Do We Need the Chelation Therapy during Intensive Treatment of Acute Lymphoblastic Leukemia (ALL) in Children?

Introduction

Children with ALL during the intensive chemotherapy receive multiple transfusions of packed red blood cell (pRBC) that may lead to iron overload. With each transfusion of pRBC the body is supplied with an about 200-250 mg of iron, which excessive accumulation in tissues, due to the lack of mechanism for its active excretion, may cause toxic organ damage.

Methods

The aim of the study was to evaluate the serum ferritin concentration in children with ALL, depending on the amount of transfused pRBCs and to determine the group of patients with a risk of iron overload. The study patients included 54 children with newly diagnosed ALL treated at the Department of Pediatrics, Hematology and Oncology between 2008 and 2011, according to the ALL IC BFM 2002 therapy protocol. Prior to initiation the treatment and during the intensive chemotherapy, serum ferritin concentration and the number of pRBC transfusions (ml/kg) were assessed separately for each of the three ALL risk groups-standard risk (SR), intermediate risk (IR) and high risk (HR).

Results

After the intensive chemotherapy the mean ± standard deviation (SD) of serum ferritin concentration in group HR (2770 ± 1175 ng/ml) was significantly higher compared to the median in group SR 844.4 ng/ml (452.5; 1316) (p = 0.0007) and the mean ± SD in group IR-1270 ± 673.1 ng/ml (p = 0.0040).

Throughout the intensive chemotherapy children in HR group received the largest volume of pRBC transfusions (ml/kg) (156.2 ± 68.31 ml/kg). In IR and SR groups the amounts of transfused pRBCs were comparable, respectively 113.5 ± 39.86 and 113.8 ± 29.56 ml/kg.

Significant positive correlation was found between the serum ferritin concentration and the total amount of transfused pRBCs (ml/kg) after intensive chemotherapy (p <0.0001).

After intensive treatment the concentration of serum ferritin exceeding 1000 ng/ml, that has traditionally been used as a trigger for chelation therapy, was found in 30 of 54 patients, for a prevalence in the entire cohort of 55,6% including 6 out of 6 patients in HR group (100%), 14 out of 22 patients in IR group (63,6%) and 10 out of 24 patients in SR group (41,7%).

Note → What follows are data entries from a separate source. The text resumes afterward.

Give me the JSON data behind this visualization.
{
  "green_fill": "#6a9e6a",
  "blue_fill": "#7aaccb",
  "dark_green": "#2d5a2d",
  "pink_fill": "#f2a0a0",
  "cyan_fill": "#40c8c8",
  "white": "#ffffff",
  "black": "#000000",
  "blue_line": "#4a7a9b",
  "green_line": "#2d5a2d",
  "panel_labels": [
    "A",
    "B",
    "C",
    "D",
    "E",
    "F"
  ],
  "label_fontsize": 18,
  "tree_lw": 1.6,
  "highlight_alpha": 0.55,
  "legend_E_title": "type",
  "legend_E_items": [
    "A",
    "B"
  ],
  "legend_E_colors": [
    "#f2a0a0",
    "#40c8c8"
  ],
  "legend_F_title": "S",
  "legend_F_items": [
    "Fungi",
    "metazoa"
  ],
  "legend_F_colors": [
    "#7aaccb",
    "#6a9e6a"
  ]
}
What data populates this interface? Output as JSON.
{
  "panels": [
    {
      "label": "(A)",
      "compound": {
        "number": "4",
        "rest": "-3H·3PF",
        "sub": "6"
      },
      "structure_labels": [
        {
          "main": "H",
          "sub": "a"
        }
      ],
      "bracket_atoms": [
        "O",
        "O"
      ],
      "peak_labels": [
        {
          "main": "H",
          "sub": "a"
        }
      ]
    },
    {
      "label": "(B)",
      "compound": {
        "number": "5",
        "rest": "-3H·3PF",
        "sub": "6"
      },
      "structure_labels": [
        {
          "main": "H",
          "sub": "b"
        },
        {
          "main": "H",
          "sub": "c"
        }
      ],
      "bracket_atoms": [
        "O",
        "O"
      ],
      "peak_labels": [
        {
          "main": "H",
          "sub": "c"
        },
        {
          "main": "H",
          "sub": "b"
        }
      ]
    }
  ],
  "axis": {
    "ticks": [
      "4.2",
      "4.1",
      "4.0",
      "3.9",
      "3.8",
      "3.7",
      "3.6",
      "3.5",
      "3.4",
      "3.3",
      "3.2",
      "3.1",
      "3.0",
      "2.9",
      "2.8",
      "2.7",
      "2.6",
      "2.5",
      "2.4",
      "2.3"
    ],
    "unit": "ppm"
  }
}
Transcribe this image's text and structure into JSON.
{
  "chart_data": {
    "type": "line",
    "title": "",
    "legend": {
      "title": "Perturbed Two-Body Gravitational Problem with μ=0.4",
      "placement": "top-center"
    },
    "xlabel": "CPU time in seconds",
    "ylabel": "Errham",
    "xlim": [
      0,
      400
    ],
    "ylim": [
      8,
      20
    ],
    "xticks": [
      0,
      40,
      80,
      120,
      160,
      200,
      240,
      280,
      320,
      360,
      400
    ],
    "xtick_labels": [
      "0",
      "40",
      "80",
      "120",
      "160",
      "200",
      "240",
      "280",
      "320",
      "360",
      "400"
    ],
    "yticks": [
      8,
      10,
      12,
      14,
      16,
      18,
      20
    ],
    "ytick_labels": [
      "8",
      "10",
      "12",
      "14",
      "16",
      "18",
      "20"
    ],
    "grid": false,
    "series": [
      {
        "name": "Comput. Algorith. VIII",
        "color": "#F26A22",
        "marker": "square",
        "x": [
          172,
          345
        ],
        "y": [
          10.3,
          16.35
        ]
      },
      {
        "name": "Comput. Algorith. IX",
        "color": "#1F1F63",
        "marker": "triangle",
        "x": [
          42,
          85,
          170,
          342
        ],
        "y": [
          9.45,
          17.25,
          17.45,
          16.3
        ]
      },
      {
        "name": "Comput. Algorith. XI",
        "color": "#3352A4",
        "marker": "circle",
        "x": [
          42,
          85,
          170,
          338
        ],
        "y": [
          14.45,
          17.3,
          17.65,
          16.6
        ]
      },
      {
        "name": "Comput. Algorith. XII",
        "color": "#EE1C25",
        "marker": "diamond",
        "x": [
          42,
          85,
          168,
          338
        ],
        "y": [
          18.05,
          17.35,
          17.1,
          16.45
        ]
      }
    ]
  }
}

The group of patients with post-treatment serum ferritin concentration exceeding 1000 ng/mL, received significantly more pRBC transfusions (ml/kg) (139.8 ± 44.92) than the groups with serum ferritin levels between 500-1000 ng/mL (103.6 ± 18.96) (p <0.001) and <500 ng/mL-83.52 ± 17.66 (p <0.05).

Conclusions

These observations indicate a need of monitoring the cumulative volumes of pRBC transfusions, especially in children with ALL HR group. There is a need of routine screening for iron overload using serum ferritin in patients during intensive chemotherapy, in order to identify patients with indications for early iron chelation therapy. This is particularly important because some of them will be candidates to a hematopoietic stem cell transplantation, whereas iron overload adversely affects outcome of transplantation.